Attorney Gouger explained the process, which involves obtaining the deeds of dedication as the first step. Secondly, the county road superintendent would need to recommend to the MCC that the road be included on the list of county roads. He clarified that this recommendation does not obligate Pickett to pave the road but simply to propose its addition to the list. The third step involves the MCC approving the recommendation.

Commissioner Morrison sought clarification on whether the road could be added even if it did not meet Pickett’s specifications, just to facilitate the process of updating it. Attorney Gouger emphasized the need to acquire the deeds of dedication first, while Corey Pickett indicated that substantial work would be required to meet the specifications. Pickett also clarified to the commissioners that their team members are not builders and are only capable of maintaining roads. In response, Commissioner Morrison expressed frustration and questioned whether they would continue to engage in this back-and-forth indefinitely rather than reaching an agreement to assist the citizens of the county.

Commissioner Steven Franklin intervened, noting that the process had been ongoing for over three years and was initiated during the tenure of the previous superintendent. He emphasized that all agreements from property owners must be signed before the board can proceed and expressed concern about potential legal liability if proper procedures were not followed. Commissioner Franklin reiterated his belief in the necessity of the road as an alternate route but emphasized the importance of adhering to legal requirements and avoiding any violations.

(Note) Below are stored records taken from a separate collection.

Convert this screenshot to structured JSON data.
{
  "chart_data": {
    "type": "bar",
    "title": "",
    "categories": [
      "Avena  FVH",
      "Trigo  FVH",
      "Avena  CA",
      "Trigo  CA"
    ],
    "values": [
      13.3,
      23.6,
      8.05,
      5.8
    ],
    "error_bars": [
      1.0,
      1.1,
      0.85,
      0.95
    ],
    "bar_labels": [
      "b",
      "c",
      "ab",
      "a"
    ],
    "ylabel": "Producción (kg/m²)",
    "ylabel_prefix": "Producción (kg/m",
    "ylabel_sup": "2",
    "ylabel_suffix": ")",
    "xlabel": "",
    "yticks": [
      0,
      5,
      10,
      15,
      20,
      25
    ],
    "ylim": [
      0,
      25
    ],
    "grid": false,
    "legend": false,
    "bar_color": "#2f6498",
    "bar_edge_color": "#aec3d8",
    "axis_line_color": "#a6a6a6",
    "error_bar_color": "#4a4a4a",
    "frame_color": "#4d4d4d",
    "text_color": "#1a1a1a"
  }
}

Commissioner Morrison suggested exploring alternative options if some deeds of dedication could not be obtained or if property owners refused to sign. Chairwoman Linda Mason then requested Attorney Gouger to elaborate on potential courses of action. Attorney Gouger clarified that seizing the property through eminent domain would be the sole option in such circumstances.

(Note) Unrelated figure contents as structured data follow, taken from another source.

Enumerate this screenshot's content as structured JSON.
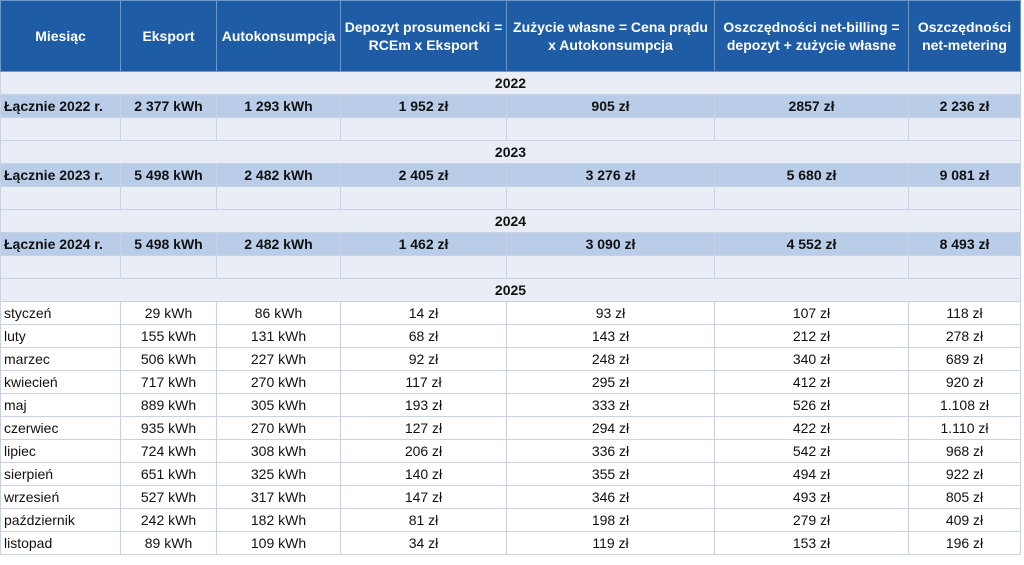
{
  "header": [
    "Miesiąc",
    "Eksport",
    "Autokonsumpcja",
    "Depozyt prosumencki = RCEm x Eksport",
    "Zużycie własne = Cena prądu x Autokonsumpcja",
    "Oszczędności net-billing = depozyt + zużycie własne",
    "Oszczędności net-metering"
  ],
  "sections": [
    {
      "year": "2022",
      "rows": [
        [
          "Łącznie 2022 r.",
          "2 377 kWh",
          "1 293 kWh",
          "1 952 zł",
          "905 zł",
          "2857 zł",
          "2 236 zł"
        ]
      ]
    },
    {
      "year": "2023",
      "rows": [
        [
          "Łącznie 2023 r.",
          "5 498 kWh",
          "2 482 kWh",
          "2 405 zł",
          "3 276 zł",
          "5 680 zł",
          "9 081 zł"
        ]
      ]
    },
    {
      "year": "2024",
      "rows": [
        [
          "Łącznie 2024 r.",
          "5 498 kWh",
          "2 482 kWh",
          "1 462 zł",
          "3 090 zł",
          "4 552 zł",
          "8 493 zł"
        ]
      ]
    },
    {
      "year": "2025",
      "rows": [
        [
          "styczeń",
          "29 kWh",
          "86 kWh",
          "14 zł",
          "93 zł",
          "107 zł",
          "118 zł"
        ],
        [
          "luty",
          "155 kWh",
          "131 kWh",
          "68 zł",
          "143 zł",
          "212 zł",
          "278 zł"
        ],
        [
          "marzec",
          "506 kWh",
          "227 kWh",
          "92 zł",
          "248 zł",
          "340 zł",
          "689 zł"
        ],
        [
          "kwiecień",
          "717 kWh",
          "270 kWh",
          "117 zł",
          "295 zł",
          "412 zł",
          "920 zł"
        ],
        [
          "maj",
          "889 kWh",
          "305 kWh",
          "193 zł",
          "333 zł",
          "526 zł",
          "1.108 zł"
        ],
        [
          "czerwiec",
          "935 kWh",
          "270 kWh",
          "127 zł",
          "294 zł",
          "422 zł",
          "1.110 zł"
        ],
        [
          "lipiec",
          "724 kWh",
          "308 kWh",
          "206 zł",
          "336 zł",
          "542 zł",
          "968 zł"
        ],
        [
          "sierpień",
          "651 kWh",
          "325 kWh",
          "140 zł",
          "355 zł",
          "494 zł",
          "922 zł"
        ],
        [
          "wrzesień",
          "527 kWh",
          "317 kWh",
          "147 zł",
          "346 zł",
          "493 zł",
          "805 zł"
        ],
        [
          "październik",
          "242 kWh",
          "182 kWh",
          "81 zł",
          "198 zł",
          "279 zł",
          "409 zł"
        ],
        [
          "listopad",
          "89 kWh",
          "109 kWh",
          "34 zł",
          "119 zł",
          "153 zł",
          "196 zł"
        ]
      ]
    }
  ]
}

In response, Pickett reiterated that he would be content if the road met their maintenance specifications. Chairwoman Mason proposed that if the deeds of dedication could be acquired, the board could contract a road building company to complete the necessary work as outlined by Pickett.

Commissioner Morrison reiterated that they could not allocate funds for a contract concerning property they did not own. Chairwoman Mason acknowledged this point and stressed the importance of making progress with the deeds of dedication. She stated that if they could not obtain the necessary deeds, the board would need to make a decision regarding their next steps.

Commissioner Blansett proposed forming a committee to explore the costs associated with road construction, monitor progress on acquiring deeds of dedication, and ensure the issue is pursued until resolved. Commissioner Paul Schafer seconded the motion, which was unanimously approved by the board.

Chairwoman Mason requested volunteers for the committee and emphasized the importance of including representatives from the fourth and fifth districts, with particular emphasis on the fifth district due to its specific relevance. Commissioners Schafer and Abbott volunteered to join the committee, representing the respective districts. They will be responsible for overseeing the progress and ensuring the issue is pursued until resolved. Attorney Gouger offered to meet with the committee at a convenient time for all members to provide updates on the progress and current statuses of the various aspects of the project.